Hauskauf, Immobilien, Grundstücke


Beantwortet von

Rechtsanwalt Thomas Bohle


Hallo,

meine Frau und ich haben uns getrennt. Wir haben vor 5 Jahren ein Haus gebaut und beide stehen zu gleichermaßen in den Kreditverträgen als auch im Grundbuch.
Sie möchte nun, das ich Sie nach der Scheidung auszahle bzw. ihren Anteil an Sie begleiche.
Die monatlichen Raten für das Haus werden von mir getragen. Meine Frau arbeitet seit 4 Jahren wieder halbtags nach dem unser Sohn vor 5 Jahren auf die Welt kam.
Eigenkapital für das Haus hat Sie nicht eingebracht.
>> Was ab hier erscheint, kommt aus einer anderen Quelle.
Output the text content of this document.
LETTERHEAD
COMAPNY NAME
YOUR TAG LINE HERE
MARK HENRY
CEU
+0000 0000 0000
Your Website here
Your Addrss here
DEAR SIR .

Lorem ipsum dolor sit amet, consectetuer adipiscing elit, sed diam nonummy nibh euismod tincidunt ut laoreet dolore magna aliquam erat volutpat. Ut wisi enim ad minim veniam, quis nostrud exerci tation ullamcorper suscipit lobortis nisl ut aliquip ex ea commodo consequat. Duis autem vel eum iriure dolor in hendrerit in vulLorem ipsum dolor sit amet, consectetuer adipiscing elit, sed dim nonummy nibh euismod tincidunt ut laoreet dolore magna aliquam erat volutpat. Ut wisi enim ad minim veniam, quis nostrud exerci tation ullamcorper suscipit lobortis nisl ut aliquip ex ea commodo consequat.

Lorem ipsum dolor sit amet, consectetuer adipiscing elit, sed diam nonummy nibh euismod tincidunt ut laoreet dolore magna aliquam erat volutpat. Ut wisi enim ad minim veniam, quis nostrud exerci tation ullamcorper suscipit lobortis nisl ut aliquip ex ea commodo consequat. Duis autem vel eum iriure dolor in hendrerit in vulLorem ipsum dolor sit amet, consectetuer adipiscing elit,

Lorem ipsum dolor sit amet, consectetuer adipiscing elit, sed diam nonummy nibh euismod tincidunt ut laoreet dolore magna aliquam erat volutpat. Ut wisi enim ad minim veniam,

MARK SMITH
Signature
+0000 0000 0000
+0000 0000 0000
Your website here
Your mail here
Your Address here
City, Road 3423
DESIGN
Meine Eltern bürgen 7 Jahre aufgrund des zu geringen EKs.

Wie wird ein Auszahlungsbetrag tatsächlich errechnet?
Gibt es eine Möglichkeit, den Anteil meiner Frau ohne Auszahlung eines Betrages zu überschreiben (bei Einigung)
Kann die Ex-Frau nach der Scheidung weiterhin im Grundbuch stehen bleiben, verzichtet aber auf das Eigentum aber auch auf die Risiken? (Lebensversicherungen sind vorhanden?)

Für Ihre Rückmeldung wäre ich Ihnen sehr dankbar.

Vielen Dank.

Freundliche Grüße
OS

Sehr geehrter Ratsuchender,


der Wert setzt sich aus dem Verkehrswert (ggfs. durch einen Gutachter zu ermitteln) abzüglich der Verbindlichkeiten zusammen, wovon dann die Hälfte zu zahlen ist.

Dass Sie bisher die Raten gezahlt haben, spielt dabei keine Rolle.


Bei entsprechender Einigung wäre diese Möglichkeit als Schenkung möglich. Ihre Frau müsste dann aber eben zustimmen.


Das Eigentum am Hausgrundstück ist durch die grundbuchrechtliche Eintragung gekennzeichnet. Will Ihre Frau auf dieses Eigentum verzichten, ist die Löschung im Grundbuch nicht zu vermeiden. Ohne Löschung gilt Ihre Frau weiterhin als Eigentümerin und haftet auch gegenüber allen Dritten.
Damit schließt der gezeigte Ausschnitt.